Sat, Sep 25, 1999 - Page 17 News List

Next big tremor could be on the TAIEX

TUMBLE Analysts expect that some stocks will fall to their 7 percent limit when markets reopen on Monday, the first day of trading since Tuesday's earthquake

AGENCIES , TAIPEI

The next big aftershock from Taiwan's killer quake may hit the Taipei Stock Exchange, where traders expect shares to fall as far as the rules allow when trading resumes Monday.

The government has kept the market closed since disaster struck in the wee hours Tuesday.

Many traders around the island could not trade because their electronic dealing systems had no power -- and officials said investors were hopelessly in the dark about any damage sustained by listed companies.

With the market ready to reopen, the extent of the fallout is still far from clear and analysts say the main question they have is not whether prices will be hurt, but how badly.

"It's clearly going to go down," said Peter Kurtz at investment bank Merrill Lynch in Taipei. "You don't have a 7.6 magnitude earthquake without having some impact in the economy and the stock market."

Experts say many Taiwanese shares are likely to fall by 7 percent on Monday, the maximum one-day drop allowed under local securities regulations.

"We don't expect a disaster.

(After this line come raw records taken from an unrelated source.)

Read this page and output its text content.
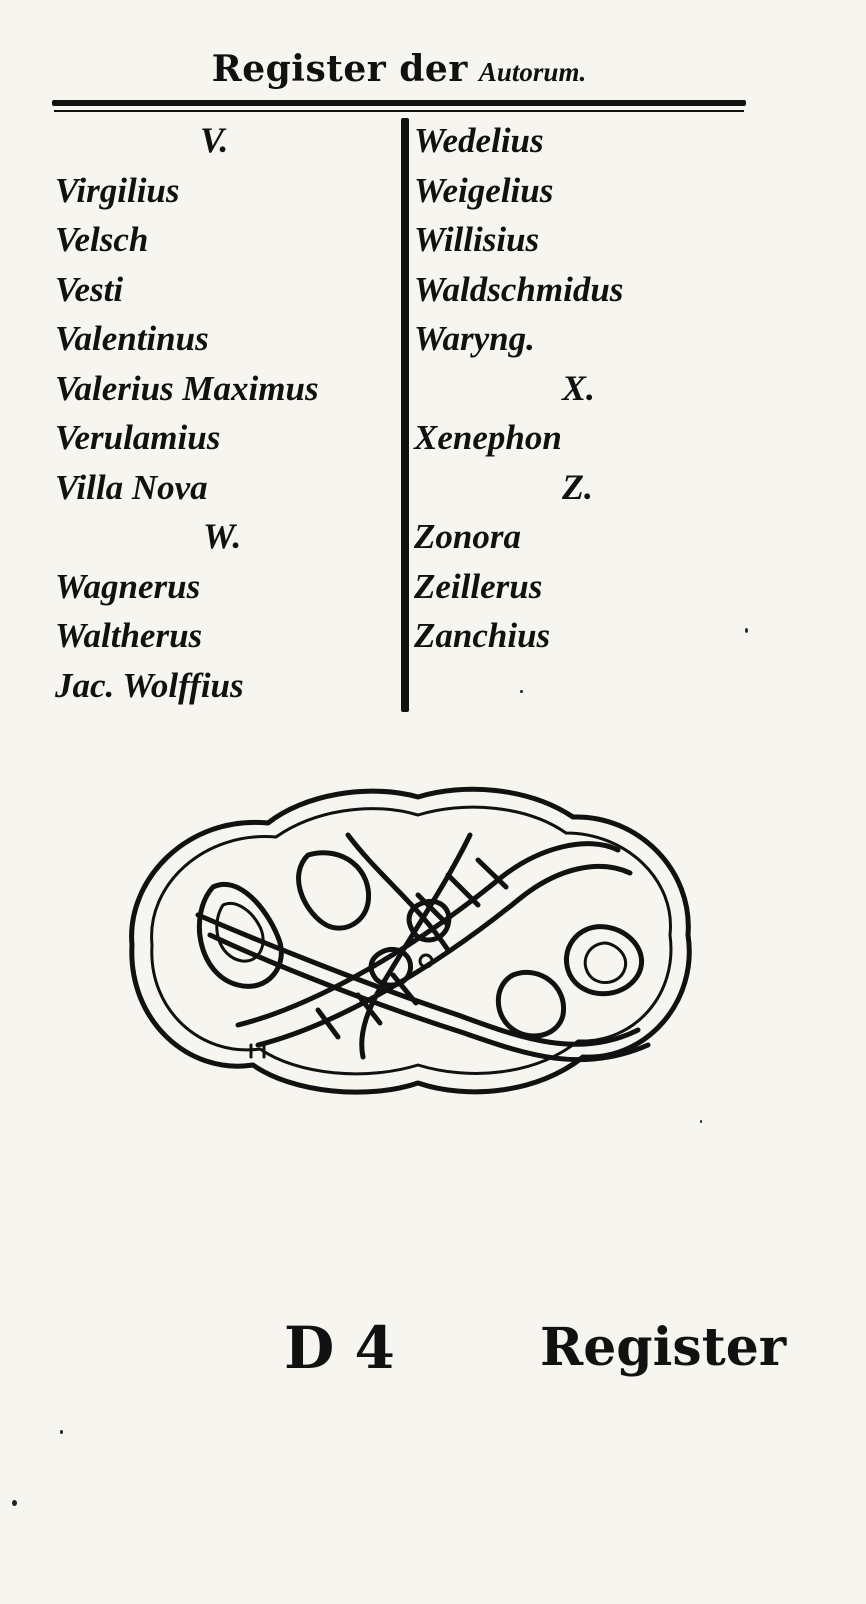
Register der Autorum.
V.
Virgilius
Velsch
Vesti
Valentinus
Valerius Maximus
Verulamius
Villa Nova
W.
Wagnerus
Waltherus
Jac. Wolffius
Wedelius
Weigelius
Willisius
Waldschmidus
Waryng.
X.
Xenephon
Z.
Zonora
Zeillerus
Zanchius
D 4	Register
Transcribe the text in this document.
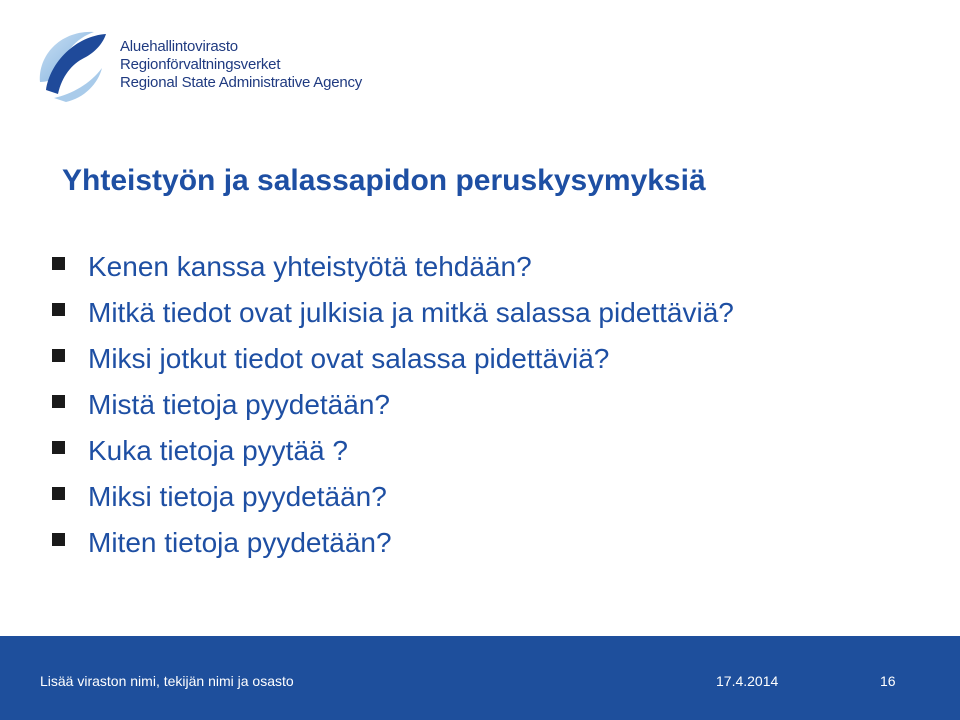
Aluehallintovirasto
Regionförvaltningsverket
Regional State Administrative Agency
Yhteistyön ja salassapidon peruskysymyksiä
Kenen kanssa yhteistyötä tehdään?
Mitkä tiedot ovat julkisia ja mitkä salassa pidettäviä?
Miksi jotkut tiedot ovat salassa pidettäviä?
Mistä tietoja pyydetään?
Kuka tietoja pyytää ?
Miksi tietoja pyydetään?
Miten tietoja pyydetään?
Lisää viraston nimi, tekijän nimi ja osasto	17.4.2014	16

The market will come off initially, but there will be buyers looking for bargains," said Alex Tang, research director at the securities house Core Pacific-Yamaichi in Hong Kong.

"People will redeem investment funds because of a sense of insecurity," said Chris Hsieh, analyst at Nomura Securities. "The market will open down on panic selling, because most people will want cash in their hands rather than in the bank."

Negative market sentiment was fuelled yesterday by Taiwan's Securities and Futures Commission, which said more than 36 percent of all listed companies in Taiwan suffered damage in the earthquake.

If prices go into a free fall, the government could intervene and buy shares with a so-called "stabilization fund," which includes some public pension money, that has been used before to prop up plunging markets.

For now, all eyes are on Taiwan's crucial high-technology sector.

High-tech executives at some companies were only able Thursday to start bringing equipment on-line for testing and recalibration. They hope to bring production gradually back on-line next week.

But the losses could be relatively light. Most chipmakers are located in Hsinchu Science Park, at least 240km from the quake's epicenter.

Taipei's blue chip Weighted Stock Price Index was at 7,972.14 when the quake struck -- up by 19.5 percent on the year.

The Taiwan government says the nation has been losing NT$1.4 billion (US$44 million) a day from its reduced industrial output. But the government estimated the quake will shave no more than 0.2 percentage point off the island's annual economic growth.

The government previously had predicted growth of 5.7 percent this year, but now believes growth might only come to 5.5 percent.

"From the macroeconomics perspective, Taiwan's economy is capable of handling the consequences of the earthquake very well," Chen Po-chih (陳博志) a research fellow at the Taiwan Institute of Economic Research and a member of the Bank of China's board of governors and directors, told the Taipei Times.

Inventories rather than production lines were damaged by the quake, he said, which would allow a quick start-up.